SpeeD Timestep Sampling
This PR implements the timestep sampling method from: A Closer Look at Time Steps is Worthy of Triple Speed-Up for Diffusion Model Training.
Claims 3x faster pretraining at same quality:
Usage
- Set timestep distribution to
SPEED
⚠️ Notes
- Validated for pretraining only; finetuning impact unknown, but the core concept may apply.
TODO
- [ ] To be tested
- [ ] Minimal change: The current approach modifies _get_timestep_discrete and requires betas/sigmas, which is not ideal.
Should I expect better quality for the same steps amount for fine-tuning? Or, what should I pay attention to in order to test it?

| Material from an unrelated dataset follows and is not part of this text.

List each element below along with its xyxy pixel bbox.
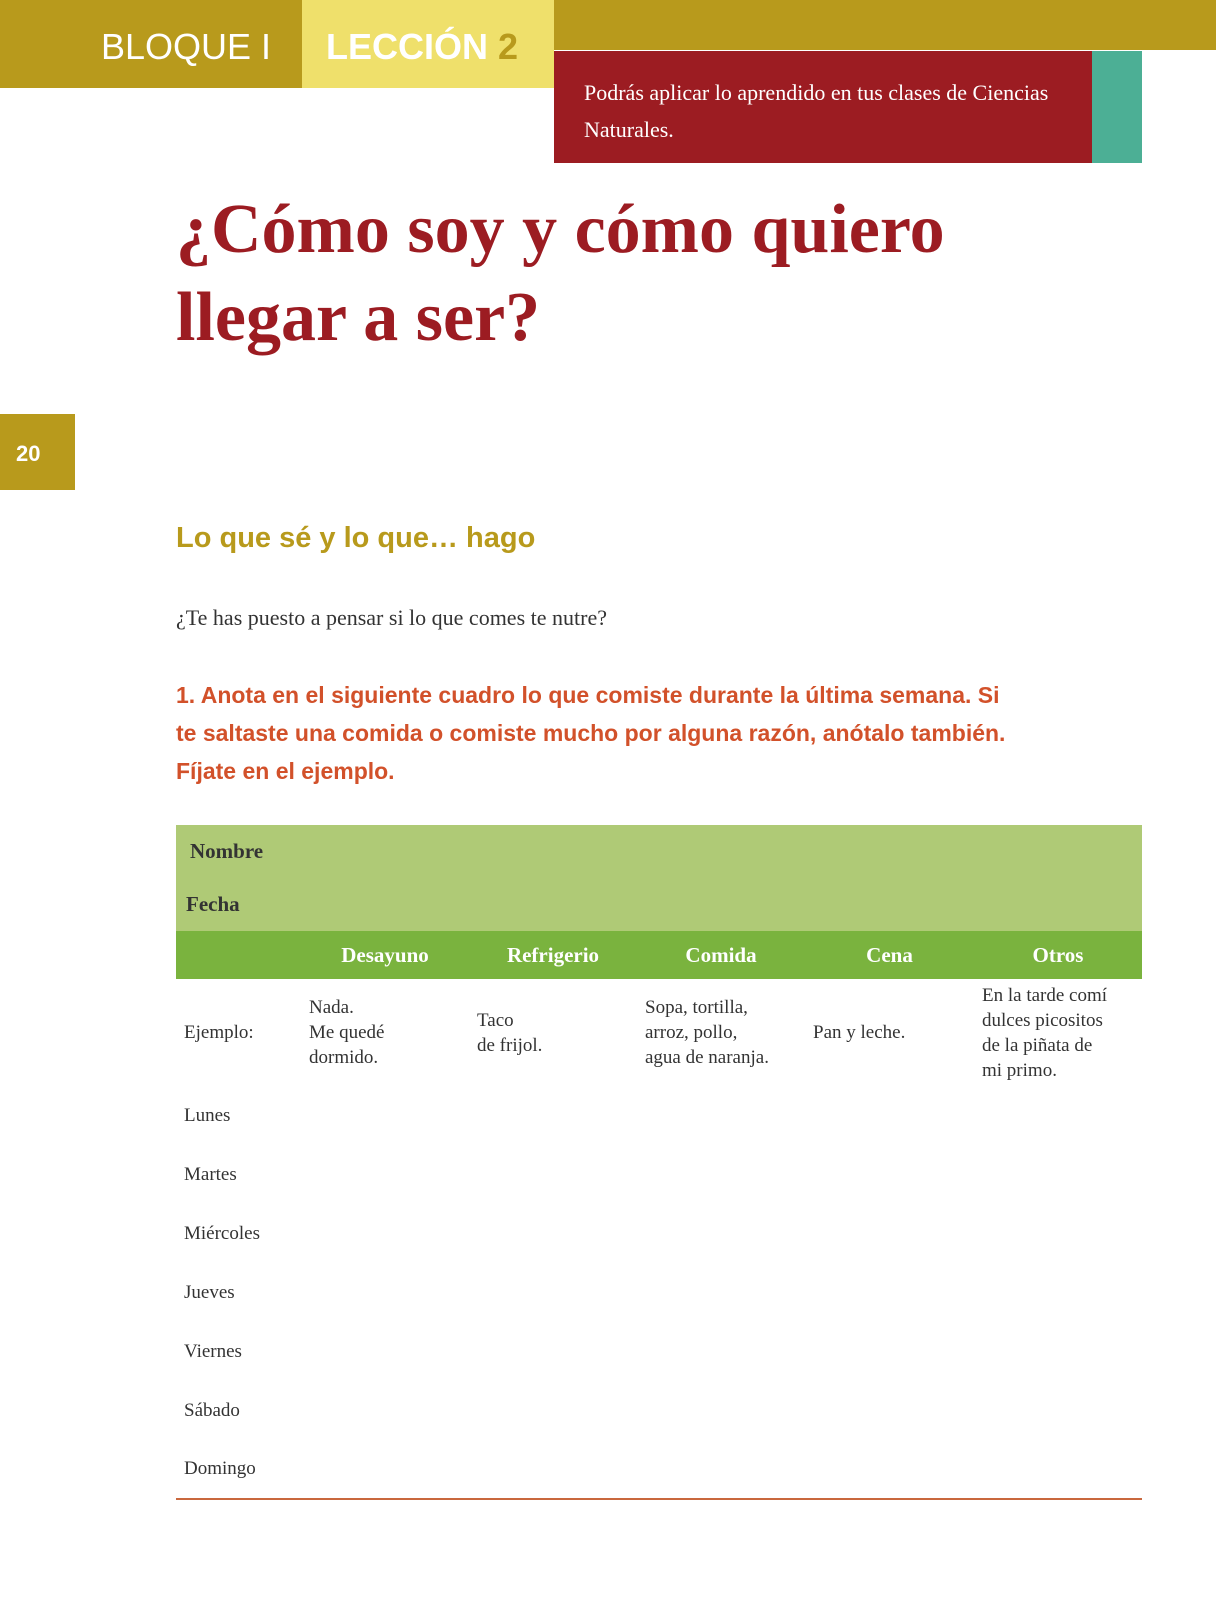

@Koratahiu The image you included is 404.
I usually use "debiased estimation" as loss weight function. Should I set it to constant for using SpeeD?
Should I expect better quality for the same steps amount for fine-tuning? Or, what should I pay attention to in order to test it?
Yeah, if it works, then it should converge faster in the same number of steps.
I usually use "debiased estimation" as loss weight function. Should I set it to constant for using SpeeD?
The paper mentions that it’s compatible with loss weight functions (e.g., p2, min-SNR, debiased estimation, etc.), and in their official repo, they set the loss weight function to p2 by default.